Moreover, what would happen in marriage if people could live forever? In the story, it is usual that marriage is not a lifelong commitment, because the people may have many marriages to a wide variety of people who will enhance their lives. For example, Marrillisa has decided that she is going to be in marriage with Leo for 10 to 50 years and after she enters into the ‘Process’, which allows her to stay young and alive, she will marry another man, as she thinks that marriage does not last long. I used to think about getting married too, but her view on marriage is different from mine and our society as well. I think most of us expect that marriage is seen as a lifelong commitment, even though in some societies divorce is common. For me, if I get married to someone, I want to be in that marriage until I die. 

Finally, let’s think about careers. If you could live forever, would you have the same career in your never-ending life? I had not thought of this before I read the story. I used to think that immortality is about love, health and religion. However, the story opened up my view on how it would affect how people make a living. In the story, careers are seen to be things that the people seek for new challenges throughout their never-ending lives. They do not care about being poor and having no money, as their lives depend on the ‘compounding interest of investments’ invested over hundreds years ago. This sounds awesome, doesn’t it? I wish I could live forever to gain the returns from my investments.   

            In conclusion, I recommend Death Do Us Part by Robert Silverberg to everyone, because it is one of the fantastic science fiction stories which triggers your imaginations on the future when people could live forever. It also expands your perspectives by allowing you to relate your life’s aspects to the issues that happen in the story. If you are wondering about what immoral life would be, you should read it.

1 comment:

  1. In her introduction, Emma mentions a more recent book that I enjoyed, historian Yuval Noah Harari's Homo Deus, in which he speculates on what is coming based on the previous history of our species in Sapiens: A Brief History of Humankind, easily one of the best books so far this century. Emma's actual topic is a bit older, and like Good's essay on Dale Carnegie's classic how-to book, reading about Robert Silverberg's science fiction story also took me back to my early high school days, when he was, along with Isaac Asimov and others, a favourite author. I still enjoy science fiction, although don't read it as much as did when I was much, much younger. I like how Emma relates the issues that the best science fiction writers explore to issues about ourselves and our society, giving us new perspectives from which to view and review them, something Emma does very well with regard to various relationships through the lens of imagined immortality.

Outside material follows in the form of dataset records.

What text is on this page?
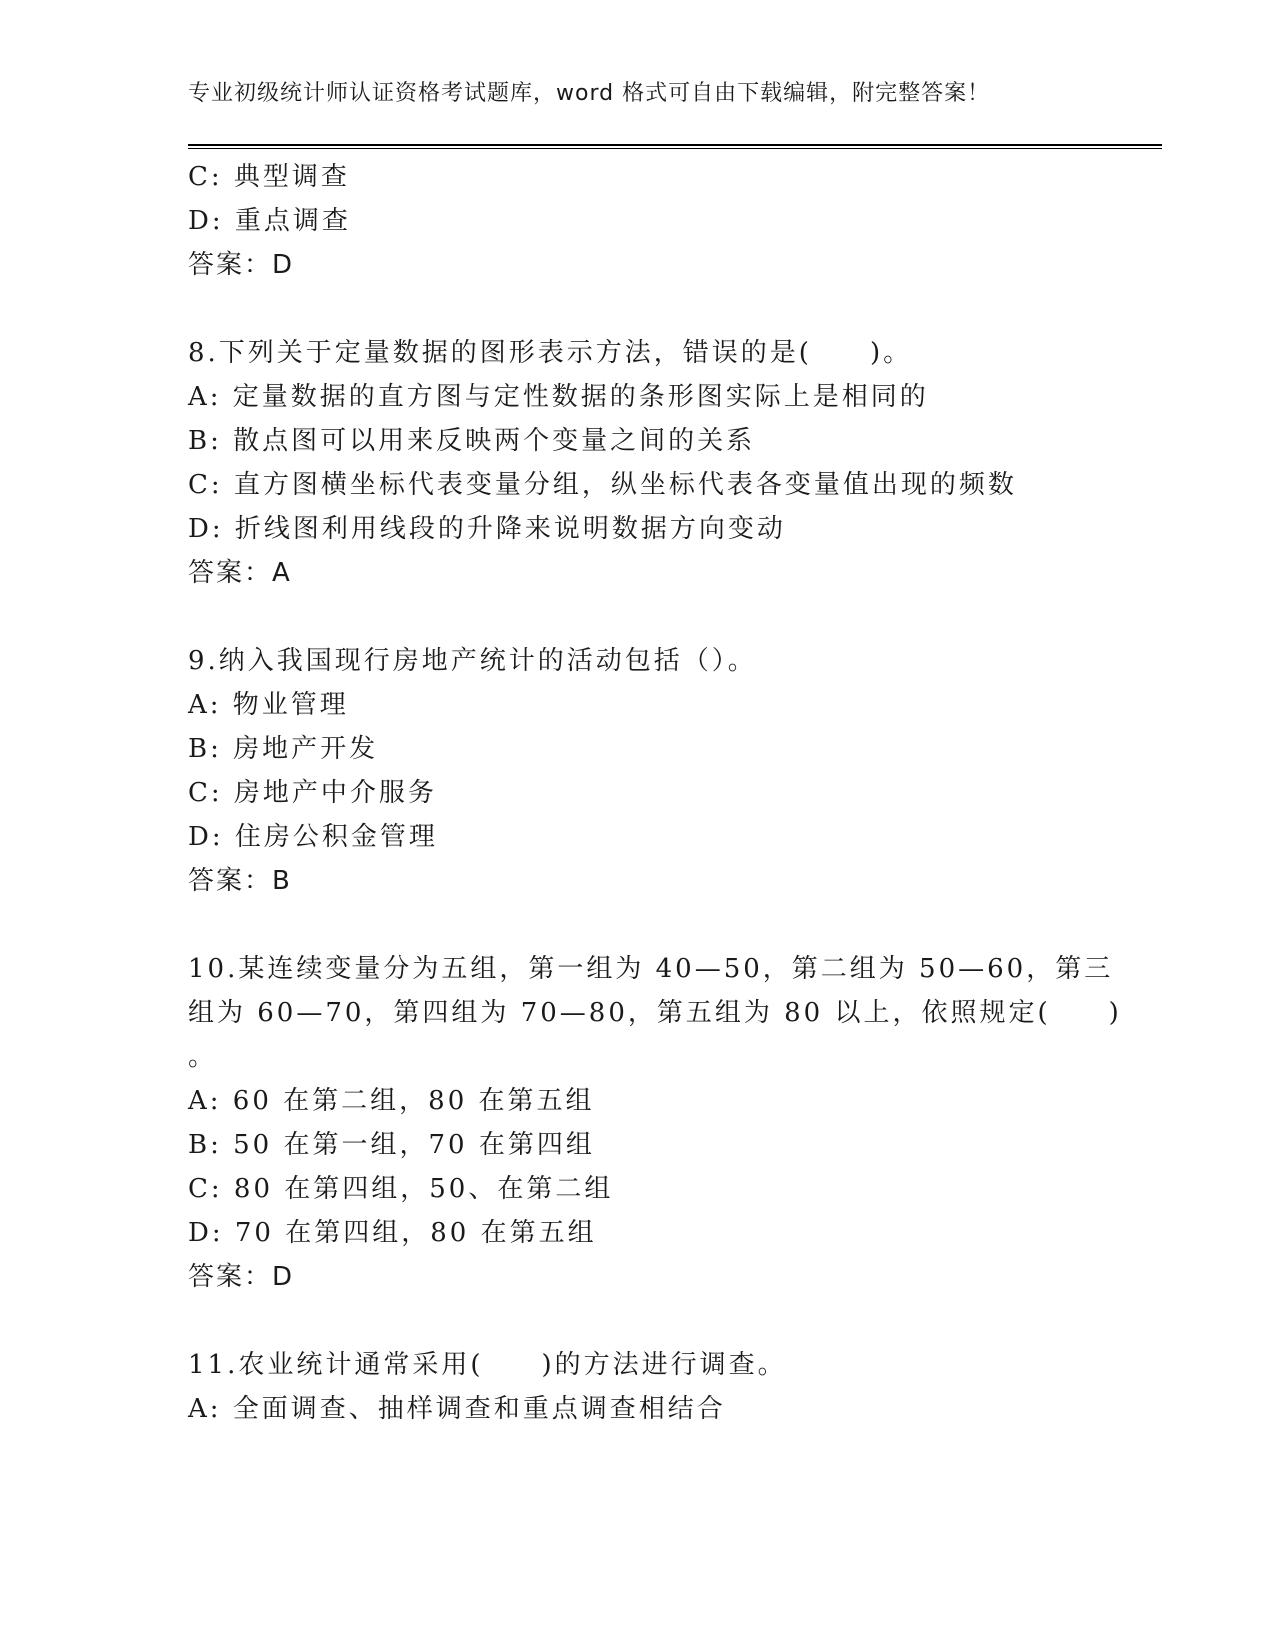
专业初级统计师认证资格考试题库，word 格式可自由下载编辑，附完整答案！
C: 典型调查
D: 重点调查
答案：D
8.下列关于定量数据的图形表示方法，错误的是(　　)。
A: 定量数据的直方图与定性数据的条形图实际上是相同的
B: 散点图可以用来反映两个变量之间的关系
C: 直方图横坐标代表变量分组，纵坐标代表各变量值出现的频数
D: 折线图利用线段的升降来说明数据方向变动
答案：A
9.纳入我国现行房地产统计的活动包括（）。
A: 物业管理
B: 房地产开发
C: 房地产中介服务
D: 住房公积金管理
答案：B
10.某连续变量分为五组，第一组为 40—50，第二组为 50—60，第三
组为 60—70，第四组为 70—80，第五组为 80 以上，依照规定(　　)
。
A: 60 在第二组，80 在第五组
B: 50 在第一组，70 在第四组
C: 80 在第四组，50、在第二组
D: 70 在第四组，80 在第五组
答案：D
11.农业统计通常采用(　　)的方法进行调查。
A: 全面调查、抽样调查和重点调查相结合
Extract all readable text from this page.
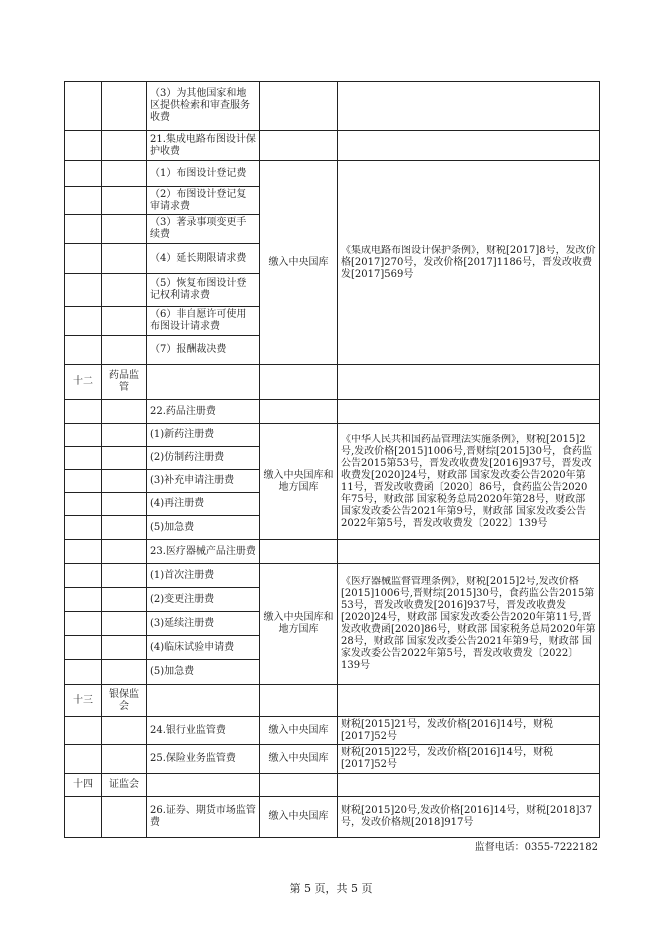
		（3）为其他国家和地区提供检索和审查服务收费		
		21.集成电路布图设计保护收费		
		（1）布图设计登记费	缴入中央国库	《集成电路布图设计保护条例》，财税[2017]8号，发改价格[2017]270号，发改价格[2017]1186号，晋发改收费发[2017]569号

		（2）布图设计登记复审请求费		
		（3）著录事项变更手续费		
		（4）延长期限请求费		
		（5）恢复布图设计登记权利请求费		
		（6）非自愿许可使用布图设计请求费		
		（7）报酬裁决费		
十二	药品监管			
		22.药品注册费		
		(1)新药注册费	缴入中央国库和地方国库	《中华人民共和国药品管理法实施条例》，财税[2015]2号,发改价格[2015]1006号,晋财综[2015]30号，食药监公告2015第53号，晋发改收费发[2016]937号，晋发改收费发[2020]24号，财政部 国家发改委公告2020年第11号，晋发改收费函〔2020〕86号，食药监公告2020年75号，财政部 国家税务总局2020年第28号，财政部 国家发改委公告2021年第9号，财政部 国家发改委公告2022年第5号，晋发改收费发〔2022〕139号

		(2)仿制药注册费		
		(3)补充申请注册费		
		(4)再注册费		
		(5)加急费		
		23.医疗器械产品注册费		
		(1)首次注册费	缴入中央国库和地方国库	《医疗器械监督管理条例》，财税[2015]2号,发改价格[2015]1006号,晋财综[2015]30号，食药监公告2015第53号，晋发改收费发[2016]937号，晋发改收费发[2020]24号，财政部 国家发改委公告2020年第11号,晋发改收费函[2020]86号，财政部 国家税务总局2020年第28号，财政部 国家发改委公告2021年第9号，财政部 国家发改委公告2022年第5号，晋发改收费发〔2022〕139号

		(2)变更注册费		
		(3)延续注册费		
		(4)临床试验申请费		
		(5)加急费		
十三	银保监会			
		24.银行业监管费	缴入中央国库	财税[2015]21号，发改价格[2016]14号，财税[2017]52号
		25.保险业务监管费	缴入中央国库	财税[2015]22号，发改价格[2016]14号，财税[2017]52号
十四	证监会			
		26.证券、期货市场监管费	缴入中央国库	财税[2015]20号,发改价格[2016]14号，财税[2018]37号，发改价格规[2018]917号
监督电话：0355-7222182
第 5 页，共 5 页
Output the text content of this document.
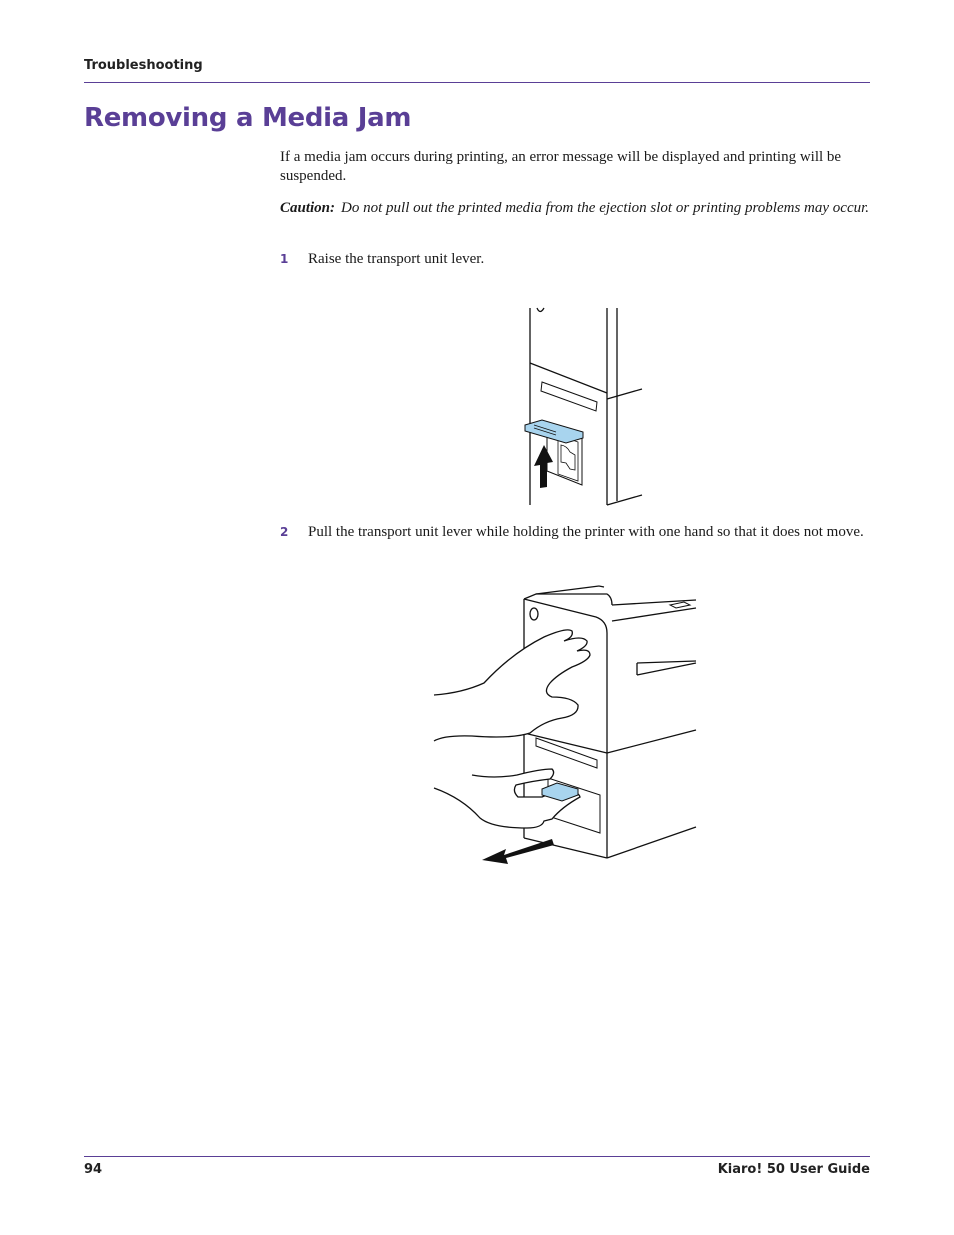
Troubleshooting
Removing a Media Jam

If a media jam occurs during printing, an error message will be displayed and printing will be suspended.

Caution: Do not pull out the printed media from the ejection slot or printing problems may occur.

1 Raise the transport unit lever.
2 Pull the transport unit lever while holding the printer with one hand so that it does not move.
94	Kiaro! 50 User Guide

    As I read, the vampire stories by Anne Rice came to mind. They are not science fiction, but like Silverberg, Rice is a competent writer whose cast of very human immortals, who regularly die either at the hands of their fellow immortals or of themselves, provide a fresh way to look at the same problems that interest Emma: how relationships work, and what makes for a meaningful life.

    The final thing I thought of was the film In Time (currently on NetFlix), where humans undergo a process at age 25 that effectively makes everyone immortal, but in fact becomes a weapon for social control. The film ends before we get to happily ever after for the tough boy from the street and the rich, beautiful, upper class girl from the palace who fall in love and set out to smash the system.

    I'm not sure that I want to live forever like the vampire Lestat, but a couple of hundred years sounds like a good thing. With the world now changing so rapidly, and faster every year, I'd like to be around to see how things develop for a bit longer.